I had a moment tonight while stroking my old retired Guide Dog's head and scolding the young, current Guide dog for jealously butting in when he had all my attention all day long out in the field, and the retired guy hasn't seen me all day.... Accessibility challenges and all, my life is pretty standard... just lived differently. WE get caught up in the minutia of complication, from big giant signs outside businesses that I can't read--I don't even know they're up on that window over there--to checking appliances in places as I look to move to see if I'll be able to label them in braille. Surreptitious hand brushes to find things on a table, tapping a toe or snapping my fingers to hear echoes around me and find out what my environment looks like spatially--yes, I'm a bat-like creature that uses echo location.

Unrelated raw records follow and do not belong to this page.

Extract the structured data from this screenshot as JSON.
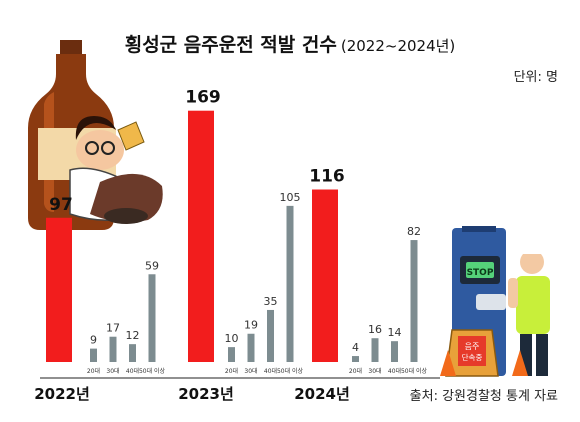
{
  "title": "횡성군 음주운전 적발 건수",
  "subtitle": "(2022~2024년)",
  "unit_label": "단위: 명",
  "source": "출처: 강원경찰청 통계 자료",
  "illustrations": {
    "drunk_man": "drunk man leaning on a large beer bottle",
    "officer": "traffic police officer beside a breathalyzer with a STOP sign",
    "breathalyzer_label": "STOP",
    "sign_text": [
      "음주",
      "단속중"
    ]
  },
  "chart_data": {
    "type": "bar",
    "title": "횡성군 음주운전 적발 건수",
    "unit": "명",
    "colors": {
      "total": "#f21d1d",
      "age": "#7d8c90"
    },
    "groups": [
      {
        "year": "2022년",
        "total": 97,
        "ages": [
          {
            "label": "20대",
            "value": 9
          },
          {
            "label": "30대",
            "value": 17
          },
          {
            "label": "40대",
            "value": 12
          },
          {
            "label": "50대 이상",
            "value": 59
          }
        ]
      },
      {
        "year": "2023년",
        "total": 169,
        "ages": [
          {
            "label": "20대",
            "value": 10
          },
          {
            "label": "30대",
            "value": 19
          },
          {
            "label": "40대",
            "value": 35
          },
          {
            "label": "50대 이상",
            "value": 105
          }
        ]
      },
      {
        "year": "2024년",
        "total": 116,
        "ages": [
          {
            "label": "20대",
            "value": 4
          },
          {
            "label": "30대",
            "value": 16
          },
          {
            "label": "40대",
            "value": 14
          },
          {
            "label": "50대 이상",
            "value": 82
          }
        ]
      }
    ]
  }
}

To a simple moment where i'm following a conversation, and my brain suddenly... shuts off. Glitches. I can't get the words in my head to come out. I want to sleep. What were we talking about? Words. Get the words out. He's waiting for you to answer, and your slurred mumble isn't an answer... Articulate! Think the word please. I'm thinking it! I know what I need to say here... but I can't! Now I'm tired... I have to rest for a minute. My brain had a tiny 2-second seizure event that most people won't know is an event, but the queasy, spacey feeling like I just fell asleep and woke up in two seconds... the dizziness. I know. I try and mask it, but now I need to turn off my brain for a few minutes, let it reboot. Let it recover. Then I feel much better.

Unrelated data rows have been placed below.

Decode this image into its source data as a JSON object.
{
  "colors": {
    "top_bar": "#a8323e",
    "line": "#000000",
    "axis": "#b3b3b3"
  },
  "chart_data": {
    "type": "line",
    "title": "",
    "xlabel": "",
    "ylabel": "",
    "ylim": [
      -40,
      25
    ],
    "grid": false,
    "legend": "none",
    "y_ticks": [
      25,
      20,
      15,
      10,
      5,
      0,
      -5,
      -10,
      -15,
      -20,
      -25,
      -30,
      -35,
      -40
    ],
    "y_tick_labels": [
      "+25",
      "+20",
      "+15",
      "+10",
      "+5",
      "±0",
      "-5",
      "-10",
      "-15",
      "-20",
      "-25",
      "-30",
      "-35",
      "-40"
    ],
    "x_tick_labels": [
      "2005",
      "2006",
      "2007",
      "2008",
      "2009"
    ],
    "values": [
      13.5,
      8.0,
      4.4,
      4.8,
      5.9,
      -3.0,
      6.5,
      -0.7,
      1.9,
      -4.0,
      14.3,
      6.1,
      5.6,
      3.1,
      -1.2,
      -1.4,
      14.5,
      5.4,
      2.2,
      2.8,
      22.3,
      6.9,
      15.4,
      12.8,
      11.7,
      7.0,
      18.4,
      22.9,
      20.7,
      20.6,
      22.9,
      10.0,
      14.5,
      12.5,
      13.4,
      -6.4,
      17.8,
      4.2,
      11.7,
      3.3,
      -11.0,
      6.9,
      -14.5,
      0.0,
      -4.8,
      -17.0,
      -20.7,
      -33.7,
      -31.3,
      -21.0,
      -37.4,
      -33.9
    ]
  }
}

And that's pretty typical for me. Building that into my conversations. People who know me well are used to it, I might pause suddenly, mix up syllables or slur or stop speaking, and I'll recover like it was just a fumble, but then I'll get very quiet, tired. I'll just want to be quiet for a few minutes, to rest, like you rest your tired eyes after reading for hours. I have to rest my brain like that. The accessibility of building cognitive and language processing disabilities into daily speech is exhausting but that's because i know. I feel it. And I have to do a lot more to get used to coping with it.
Doing homework for my chaplaincy studies program, and reading about patients who cannot verbalize their wishes, and alternative methods of communication. And I see myself in these pages. I feel my body react in fear to things I read. I put down the reading, and instantly fall asleep, i have exceeded my energy allotment for now, and my body needs a recharge. I'll eat and read when I have a little energy, maybe at midnight after I've slept a few hours I'll have the energy to get up and try and eat. Right now eating is too much energy. Must sleep. Energy and sleep are both disability-related and accessible or not. Except we're the ones who regulate their accessibility. Time to put my body and health back up on the first rung, and put work and studies down for a few hours.